Wotherspoon decided, there and then, that his time at Easter Road was over. The fact the clock was very clearly ticking on Fenlon's underwhelming tenure at the club mattered not.

Despite interest from across the city of Edinburgh from Hearts, the midfielder returned to the welcoming embrace of his native Perth to find peace and rebuild his confidence. Fatherhood came his way in August, a little after the start of the current campaign, and his return to form under the guidance of his most impressive manager, Tommy Wright, was capped on Saturday with a fine display in St Johnstone's historic triumph over Dundee United.

The comfort and security of home, in all its guises, have given Wotherspoon new life since last summer. When the celebrations started to mark his team's first trophy in 130 years, his thoughts turned immediately to those who have shared every twist and turn in the fulfilment of his sweetest dreams.

"I saw my cousins in the stand with my mum and dad and managed to get my missus, Sophie, and the wee one, Mia, on the pitch," said the 24-year-old. "It was so emotional. It is what dreams are made of and it is something I will treasure for the rest of my life.

"I couldn't wait to get my hands on the trophy, but I wanted to see my girlfriend and the wee one first. Mia was on TV because I had her in my arms when I was being interviewed by Sky Sports.

"She wasn't moaning. It was great. She's only nine months old and watched the full game, so that was tremendous. It still hasn't sunk in that I've won the Scottish Cup with my hometown team."

Does it make up for what happened at Hibs, a club he had played with from youth level and which had become such a sizeable part of his life? You bet.

The midfielder remembers all the emotions that surged through him as he sat in the Hampden stand for two consecutive years, watching his team-mates compete on a stage that shapes a player's career. Suddenly, though, they seem nowhere near as raw.

"My emotions were of anger, despair and everything rolled into one," recalled Wotherspoon. "You work the whole season to get to that moment and, when you don't get in, it is just heartbreaking.

"These are the things, though, which make you who you are. You have got to put them to bed and get on with your life. I was massively disappointed, but it didn't take me long to get over it because I made a fresh start by coming to St Johnstone.

"It was such a massive turnaround for me this year, going from sitting in the stand to winning the Scottish Cup. You couldn't have written it. This one counts and being a winner is what I play football for."

Much of the focus ahead of Saturday's final, of course, was fixed on Stevie May. He was the local lad made good, the Perth kid ready to write a glorious chapter in the club's record books.

May was, indeed, born in the Fair City, but he was brought up in Fife. He lived in Newburgh and went to school in Cupar.

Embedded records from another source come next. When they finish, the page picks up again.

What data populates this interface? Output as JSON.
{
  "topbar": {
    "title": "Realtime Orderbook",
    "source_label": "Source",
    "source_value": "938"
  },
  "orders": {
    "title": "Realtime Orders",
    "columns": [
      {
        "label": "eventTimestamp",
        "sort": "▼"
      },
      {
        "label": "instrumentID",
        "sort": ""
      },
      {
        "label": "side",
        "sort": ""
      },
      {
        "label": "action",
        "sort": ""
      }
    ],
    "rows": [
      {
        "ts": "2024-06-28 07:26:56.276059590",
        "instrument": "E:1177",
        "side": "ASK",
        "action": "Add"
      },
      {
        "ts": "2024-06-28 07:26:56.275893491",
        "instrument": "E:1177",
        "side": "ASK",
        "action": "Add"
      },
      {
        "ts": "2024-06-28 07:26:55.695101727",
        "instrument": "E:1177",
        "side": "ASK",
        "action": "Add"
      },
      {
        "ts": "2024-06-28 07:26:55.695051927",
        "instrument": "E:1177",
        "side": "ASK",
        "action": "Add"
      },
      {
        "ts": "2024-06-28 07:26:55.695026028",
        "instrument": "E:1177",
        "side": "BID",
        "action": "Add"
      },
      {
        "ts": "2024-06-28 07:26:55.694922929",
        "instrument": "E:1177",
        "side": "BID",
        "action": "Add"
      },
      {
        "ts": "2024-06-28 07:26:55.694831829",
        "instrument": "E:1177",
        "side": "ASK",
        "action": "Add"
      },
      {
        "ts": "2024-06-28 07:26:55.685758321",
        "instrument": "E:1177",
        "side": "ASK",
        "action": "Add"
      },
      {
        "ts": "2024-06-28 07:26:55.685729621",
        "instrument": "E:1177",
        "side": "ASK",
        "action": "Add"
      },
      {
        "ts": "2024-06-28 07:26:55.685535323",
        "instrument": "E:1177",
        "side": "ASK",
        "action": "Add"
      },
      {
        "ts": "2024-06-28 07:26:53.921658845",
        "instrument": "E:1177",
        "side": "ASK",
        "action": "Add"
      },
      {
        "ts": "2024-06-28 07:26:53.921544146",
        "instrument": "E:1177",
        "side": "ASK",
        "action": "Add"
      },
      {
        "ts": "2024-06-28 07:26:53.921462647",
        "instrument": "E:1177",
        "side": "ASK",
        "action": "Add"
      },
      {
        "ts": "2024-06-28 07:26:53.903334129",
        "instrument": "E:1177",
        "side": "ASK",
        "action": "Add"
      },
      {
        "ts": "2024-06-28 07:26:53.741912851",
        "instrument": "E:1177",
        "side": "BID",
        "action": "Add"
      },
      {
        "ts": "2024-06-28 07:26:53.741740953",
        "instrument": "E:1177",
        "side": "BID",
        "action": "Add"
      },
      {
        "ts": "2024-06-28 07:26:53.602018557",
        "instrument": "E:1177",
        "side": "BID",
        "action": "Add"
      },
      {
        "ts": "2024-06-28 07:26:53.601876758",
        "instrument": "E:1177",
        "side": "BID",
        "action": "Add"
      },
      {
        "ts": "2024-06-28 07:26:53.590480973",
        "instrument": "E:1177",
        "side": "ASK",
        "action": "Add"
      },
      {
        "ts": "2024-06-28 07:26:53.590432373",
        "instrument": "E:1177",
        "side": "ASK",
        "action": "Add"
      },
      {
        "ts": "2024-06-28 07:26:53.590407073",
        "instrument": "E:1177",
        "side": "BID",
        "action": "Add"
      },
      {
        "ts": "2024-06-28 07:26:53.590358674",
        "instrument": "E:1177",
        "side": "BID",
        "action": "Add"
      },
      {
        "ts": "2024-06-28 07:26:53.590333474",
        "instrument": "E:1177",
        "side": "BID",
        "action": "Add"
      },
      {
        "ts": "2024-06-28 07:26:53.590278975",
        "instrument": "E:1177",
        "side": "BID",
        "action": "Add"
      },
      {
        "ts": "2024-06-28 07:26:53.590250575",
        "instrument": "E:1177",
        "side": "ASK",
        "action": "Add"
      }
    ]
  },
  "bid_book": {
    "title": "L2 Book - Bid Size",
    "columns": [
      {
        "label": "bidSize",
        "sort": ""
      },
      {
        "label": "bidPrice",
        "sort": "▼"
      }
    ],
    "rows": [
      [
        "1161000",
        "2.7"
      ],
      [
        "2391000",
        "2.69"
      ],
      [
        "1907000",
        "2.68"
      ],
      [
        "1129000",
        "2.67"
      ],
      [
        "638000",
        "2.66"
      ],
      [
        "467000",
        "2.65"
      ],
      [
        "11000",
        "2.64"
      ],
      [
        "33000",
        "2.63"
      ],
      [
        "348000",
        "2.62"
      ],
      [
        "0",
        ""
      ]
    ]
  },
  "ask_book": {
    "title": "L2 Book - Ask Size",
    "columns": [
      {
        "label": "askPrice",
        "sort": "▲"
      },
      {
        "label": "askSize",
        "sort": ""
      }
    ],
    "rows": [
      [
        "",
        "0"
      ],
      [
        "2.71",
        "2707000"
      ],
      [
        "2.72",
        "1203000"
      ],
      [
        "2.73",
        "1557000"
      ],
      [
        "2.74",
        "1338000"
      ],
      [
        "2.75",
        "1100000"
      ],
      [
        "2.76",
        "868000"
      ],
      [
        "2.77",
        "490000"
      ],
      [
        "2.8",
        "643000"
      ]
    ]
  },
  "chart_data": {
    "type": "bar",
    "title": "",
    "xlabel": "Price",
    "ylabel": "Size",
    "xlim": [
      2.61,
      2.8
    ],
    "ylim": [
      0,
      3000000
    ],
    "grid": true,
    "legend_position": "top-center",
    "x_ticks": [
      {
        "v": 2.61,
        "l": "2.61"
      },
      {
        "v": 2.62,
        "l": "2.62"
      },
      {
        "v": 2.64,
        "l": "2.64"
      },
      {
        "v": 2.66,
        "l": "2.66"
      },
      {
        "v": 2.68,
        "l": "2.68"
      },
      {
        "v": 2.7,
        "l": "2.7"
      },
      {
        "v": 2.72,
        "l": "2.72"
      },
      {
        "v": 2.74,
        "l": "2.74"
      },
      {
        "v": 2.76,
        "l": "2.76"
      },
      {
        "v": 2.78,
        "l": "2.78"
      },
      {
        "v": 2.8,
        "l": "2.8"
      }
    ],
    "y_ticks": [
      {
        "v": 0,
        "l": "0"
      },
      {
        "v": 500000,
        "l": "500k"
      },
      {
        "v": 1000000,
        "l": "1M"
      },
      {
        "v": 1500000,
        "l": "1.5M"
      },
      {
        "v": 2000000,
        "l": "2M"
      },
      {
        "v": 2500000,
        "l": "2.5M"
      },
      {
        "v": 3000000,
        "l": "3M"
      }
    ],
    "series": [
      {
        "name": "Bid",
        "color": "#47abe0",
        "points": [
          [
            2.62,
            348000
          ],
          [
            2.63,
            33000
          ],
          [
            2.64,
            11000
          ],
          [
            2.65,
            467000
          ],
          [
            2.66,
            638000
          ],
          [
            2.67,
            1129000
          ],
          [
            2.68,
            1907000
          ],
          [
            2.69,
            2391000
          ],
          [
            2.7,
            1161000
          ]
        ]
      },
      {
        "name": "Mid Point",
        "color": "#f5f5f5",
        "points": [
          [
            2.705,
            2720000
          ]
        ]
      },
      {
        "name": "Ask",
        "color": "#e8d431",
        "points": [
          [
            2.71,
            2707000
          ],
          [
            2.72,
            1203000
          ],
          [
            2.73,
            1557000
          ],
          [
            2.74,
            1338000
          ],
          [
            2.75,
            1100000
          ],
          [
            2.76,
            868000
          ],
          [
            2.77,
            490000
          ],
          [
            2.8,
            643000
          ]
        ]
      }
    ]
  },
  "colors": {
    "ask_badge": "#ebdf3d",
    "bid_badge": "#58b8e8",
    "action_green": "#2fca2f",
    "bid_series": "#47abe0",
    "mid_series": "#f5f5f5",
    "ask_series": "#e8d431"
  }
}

Wotherspoon, on the other hand, could be considered the Real McCoy. "I grew up in Perth up until I was 16 [when] I went to Edinburgh," he said with some relish. "I went to Perth High School and supported the team when I was a wee boy.

"Stevie is a Newburgh lad and I think we played each other when we were younger, a long time ago.

"My granny is from Newburgh and we would stay through there some times. We would get a local game through there and I am sure he was one of the boys playing for them."